Второй гарсон (механически, очевидно, повторяя то, чему его научил первый). В школе я был слабаком. Потом начал ходить в спортзал. Я был ловкий, но слабый. Ударял соперника десять, двадцать раз, но тому хоть бы что. (Демонстрирует бокс.) А ему было достаточно одного удара, чтобы свалить меня с ног. Пришлось начать все с начала. С рук. (Кристьяно проявляет живой интерес.) Цезарь помог мне. Может, вы знаете его, маэстро. Он вратарь нашей команды. Вратарю нужны сильные руки. Так что он занимался вот этими. (С легкостью поднимает гири несколько раз.) Видите, маэстро? Это просто. Через несколько месяцев ваши мускулы накачиваются, кисть становится сильной. Хотите попробовать? (Кристьяно настораживается.) Давайте! Это легко. (Кристьяно берет тяжелую гирю, пытается поднять, но ему не удается. Гиря падает с ужасным шумом.)
Первый гарсон (быстро, чтобы подбодрить Кристьяно). То же самое было, когда и он попробовал первый раз. Я знаю, потому что был при этом. Он чуть не раздробил себе ногу. Может, ты оставишь их маэстро. Он бы позанимался с ними.
Кристьяно. Нет…
Второй гарсон. Берите, маэстро. У меня дома есть другие, тяжелее. Я их коллекционирую. С удовольствием их вам оставлю. (Проталкивает гири в клетку.)

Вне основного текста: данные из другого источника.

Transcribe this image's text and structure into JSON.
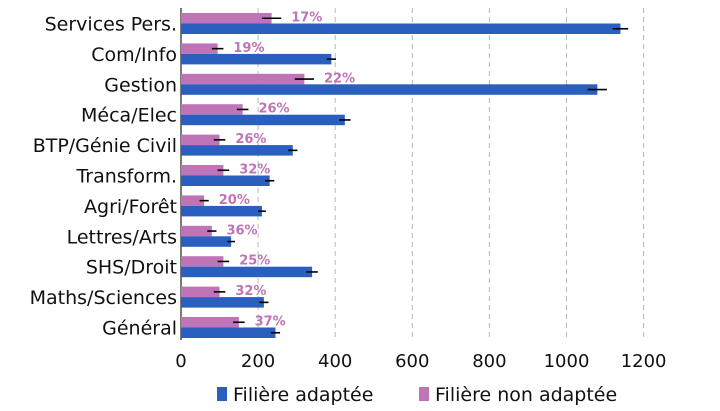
{
  "chart_data": {
    "type": "bar",
    "orientation": "horizontal",
    "categories": [
      "Services Pers.",
      "Com/Info",
      "Gestion",
      "Méca/Elec",
      "BTP/Génie Civil",
      "Transform.",
      "Agri/Forêt",
      "Lettres/Arts",
      "SHS/Droit",
      "Maths/Sciences",
      "Général"
    ],
    "series": [
      {
        "name": "Filière adaptée",
        "color": "#2a5fbf",
        "values": [
          1140,
          390,
          1080,
          425,
          290,
          230,
          210,
          130,
          340,
          215,
          245
        ],
        "error": [
          20,
          12,
          25,
          15,
          12,
          12,
          10,
          10,
          15,
          12,
          12
        ]
      },
      {
        "name": "Filière non adaptée",
        "color": "#c074b8",
        "values": [
          235,
          95,
          320,
          160,
          100,
          110,
          60,
          80,
          110,
          100,
          150
        ],
        "error": [
          25,
          15,
          25,
          15,
          15,
          15,
          12,
          12,
          15,
          15,
          15
        ]
      }
    ],
    "bar_labels": [
      "17%",
      "19%",
      "22%",
      "26%",
      "26%",
      "32%",
      "20%",
      "36%",
      "25%",
      "32%",
      "37%"
    ],
    "x_ticks": [
      0,
      200,
      400,
      600,
      800,
      1000,
      1200
    ],
    "xlim": [
      0,
      1200
    ],
    "grid": "vertical dashed",
    "legend_position": "bottom"
  }
}
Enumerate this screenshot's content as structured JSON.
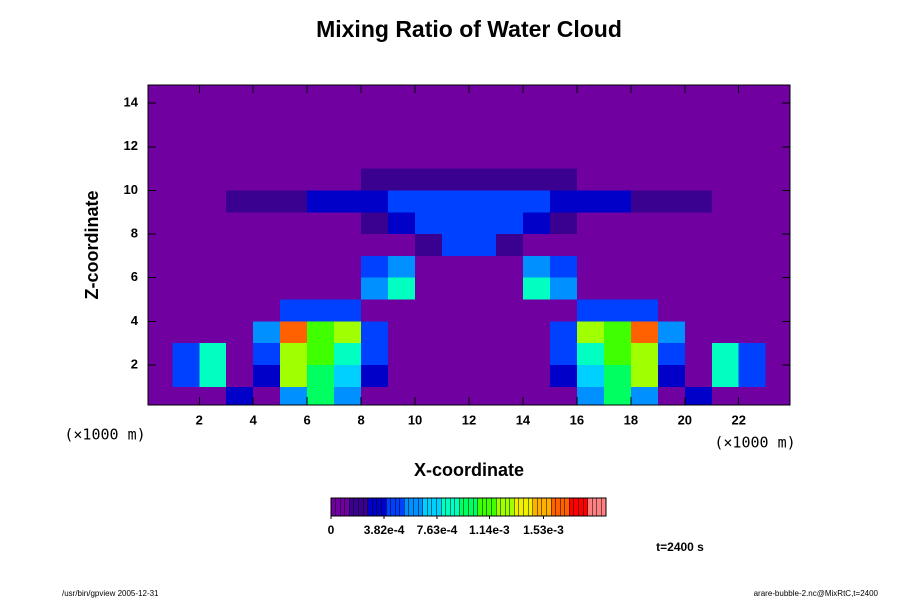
{
  "chart_data": {
    "type": "contour",
    "title": "Mixing Ratio of Water Cloud",
    "xlabel": "X-coordinate",
    "ylabel": "Z-coordinate",
    "xunit": "(×1000 m)",
    "yunit": "(×1000 m)",
    "annotation": "t=2400 s",
    "xlim": [
      0.1,
      23.9
    ],
    "ylim": [
      0.17,
      14.83
    ],
    "xticks": [
      2,
      4,
      6,
      8,
      10,
      12,
      14,
      16,
      18,
      20,
      22
    ],
    "yticks": [
      2,
      4,
      6,
      8,
      10,
      12,
      14
    ],
    "x": [
      0.5,
      1.5,
      2.5,
      3.5,
      4.5,
      5.5,
      6.5,
      7.5,
      8.5,
      9.5,
      10.5,
      11.5,
      12.5,
      13.5,
      14.5,
      15.5,
      16.5,
      17.5,
      18.5,
      19.5,
      20.5,
      21.5,
      22.5,
      23.5
    ],
    "y": [
      0.5,
      1.5,
      2.5,
      3.5,
      4.5,
      5.5,
      6.5,
      7.5,
      8.5,
      9.5,
      10.5,
      11.5,
      12.5,
      13.5,
      14.5
    ],
    "z": [
      [
        0,
        0,
        0,
        0.0003,
        0,
        0.0006,
        0.001,
        0.0006,
        0,
        0,
        0,
        0,
        0,
        0,
        0,
        0,
        0.0006,
        0.001,
        0.0006,
        0,
        0.0003,
        0,
        0,
        0
      ],
      [
        0,
        0.0005,
        0.0009,
        0,
        0.0003,
        0.0012,
        0.001,
        0.0007,
        0.0003,
        0,
        0,
        0,
        0,
        0,
        0,
        0.0003,
        0.0007,
        0.001,
        0.0012,
        0.0003,
        0,
        0.0009,
        0.0005,
        0
      ],
      [
        0,
        0.0004,
        0.0008,
        0,
        0.0004,
        0.0013,
        0.0011,
        0.0008,
        0.0005,
        0,
        0,
        0,
        0,
        0,
        0,
        0.0005,
        0.0008,
        0.0011,
        0.0013,
        0.0004,
        0,
        0.0008,
        0.0004,
        0
      ],
      [
        0,
        0,
        0,
        0,
        0.0006,
        0.0016,
        0.0011,
        0.0012,
        0.0004,
        0,
        0,
        0,
        0,
        0,
        0,
        0.0004,
        0.0012,
        0.0011,
        0.0016,
        0.0006,
        0,
        0,
        0,
        0
      ],
      [
        0,
        0,
        0,
        0,
        0,
        0.0004,
        0.0005,
        0.0004,
        0,
        0,
        0,
        0,
        0,
        0,
        0,
        0,
        0.0004,
        0.0005,
        0.0004,
        0,
        0,
        0,
        0,
        0
      ],
      [
        0,
        0,
        0,
        0,
        0,
        0,
        0,
        0,
        0.0006,
        0.0009,
        0,
        0,
        0,
        0,
        0.0009,
        0.0006,
        0,
        0,
        0,
        0,
        0,
        0,
        0,
        0
      ],
      [
        0,
        0,
        0,
        0,
        0,
        0,
        0,
        0,
        0.0005,
        0.0006,
        0,
        0,
        0,
        0,
        0.0006,
        0.0005,
        0,
        0,
        0,
        0,
        0,
        0,
        0,
        0
      ],
      [
        0,
        0,
        0,
        0,
        0,
        0,
        0,
        0,
        0,
        0,
        0.0002,
        0.0004,
        0.0004,
        0.0002,
        0,
        0,
        0,
        0,
        0,
        0,
        0,
        0,
        0,
        0
      ],
      [
        0,
        0,
        0,
        0,
        0,
        0,
        0,
        0.0001,
        0.0002,
        0.0003,
        0.0004,
        0.0005,
        0.0005,
        0.0004,
        0.0003,
        0.0002,
        0.0001,
        0,
        0,
        0,
        0,
        0,
        0,
        0
      ],
      [
        0,
        0,
        0.0001,
        0.0002,
        0.0002,
        0.0002,
        0.0003,
        0.0003,
        0.0003,
        0.0004,
        0.0004,
        0.0004,
        0.0004,
        0.0004,
        0.0004,
        0.0003,
        0.0003,
        0.0003,
        0.0002,
        0.0002,
        0.0002,
        0.0001,
        0,
        0
      ],
      [
        0,
        0,
        0,
        0,
        0,
        0,
        0.0001,
        0.0001,
        0.0002,
        0.0002,
        0.0002,
        0.0002,
        0.0002,
        0.0002,
        0.0002,
        0.0002,
        0.0001,
        0.0001,
        0,
        0,
        0,
        0,
        0,
        0
      ],
      [
        0,
        0,
        0,
        0,
        0,
        0,
        0,
        0,
        0,
        0,
        0,
        0.0001,
        0.0001,
        0,
        0,
        0,
        0,
        0,
        0,
        0,
        0,
        0,
        0,
        0
      ],
      [
        0,
        0,
        0,
        0,
        0,
        0,
        0,
        0,
        0,
        0,
        0,
        0,
        0,
        0,
        0,
        0,
        0,
        0,
        0,
        0,
        0,
        0,
        0,
        0
      ],
      [
        0,
        0,
        0,
        0,
        0,
        0,
        0,
        0,
        0,
        0,
        0,
        0,
        0,
        0,
        0,
        0,
        0,
        0,
        0,
        0,
        0,
        0,
        0,
        0
      ],
      [
        0,
        0,
        0,
        0,
        0,
        0,
        0,
        0,
        0,
        0,
        0,
        0,
        0,
        0,
        0,
        0,
        0,
        0,
        0,
        0,
        0,
        0,
        0,
        0
      ]
    ],
    "colorbar": {
      "clim": [
        0,
        0.00198
      ],
      "colors": [
        "#7000a0",
        "#3a0090",
        "#0000c8",
        "#0040ff",
        "#0090ff",
        "#00d0ff",
        "#00ffc0",
        "#00ff60",
        "#40ff00",
        "#a0ff00",
        "#f0f000",
        "#ffb000",
        "#ff6000",
        "#ff0000",
        "#ff8080"
      ],
      "ticks": [
        0,
        {
          "value": 0.000382,
          "label": "3.82e-4"
        },
        {
          "value": 0.000763,
          "label": "7.63e-4"
        },
        {
          "value": 0.00114,
          "label": "1.14e-3"
        },
        {
          "value": 0.00153,
          "label": "1.53e-3"
        }
      ]
    }
  },
  "footer": {
    "left": "/usr/bin/gpview 2005-12-31",
    "right": "arare-bubble-2.nc@MixRtC,t=2400"
  }
}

Кристьяно (смущенно). Не знаю, будет ли у меня время…
Натянутая пауза. Кристьяно берет один из томиков Чехова.
Первый гарсон (начинает разговор опять). И через несколько месяцев, маэстро… (Напрягает бицепсы и подмигивает другу.) …У вас будут такие же мускулы, как у Геркулеса. (Кристьяно вздрагивает от этой мысли.) Кстати, маэстро, когда вы родились?
Кристьяно. В шестьдесят шестом.
Первый гарсон (лицемерно). Подумать только, какое совпадение! И Геркулес тоже! (Подбивает Геркулеса вступить в разговор.) Ну, скажи им!
Второй гарсон. Да, я родился семнадцатого января тысяча девятьсот шестьдесят шестого года.
Кристьяно (медленно оборачиваясь). Семнадцатого января?… Как странно. Когда мы разговаривали о руках, на секунду подумал… Знаешь, кто родился семнадцатого января тысяча восемьсот шестидесятого года?
Второй гарсон (глядя на первого). Да. (Неправильно ставит ударение.) Чехов. Тот, который написал «Свадьбу», «Сад трех сестер». Он мне рассказывал. (Показывает на первого.)
Первый гарсон (раздражен его тупостью). Да, мы о нем говорили. Я рассказал ему, что вы обожаете Чехова… И что мы беседуем о нем время от времени, и что его брат называл его бездельником.
Кристьяно (наконец получает возможность показать свою эрудицию). Михаил Павлович, его брат и биограф, писал в своих воспоминаниях: «Он меньше всего способен на физический труд.» (С воодушевлением поясняет.) Он не сразу нашел свое место в жизни. Получил медицинское образование в 1884, но окончательно бросил практику, потому что не мог больше смотреть на окружавшие его страдания. (Эмоционально.) Никто из писателей всех времен тоньше его не чувствовал!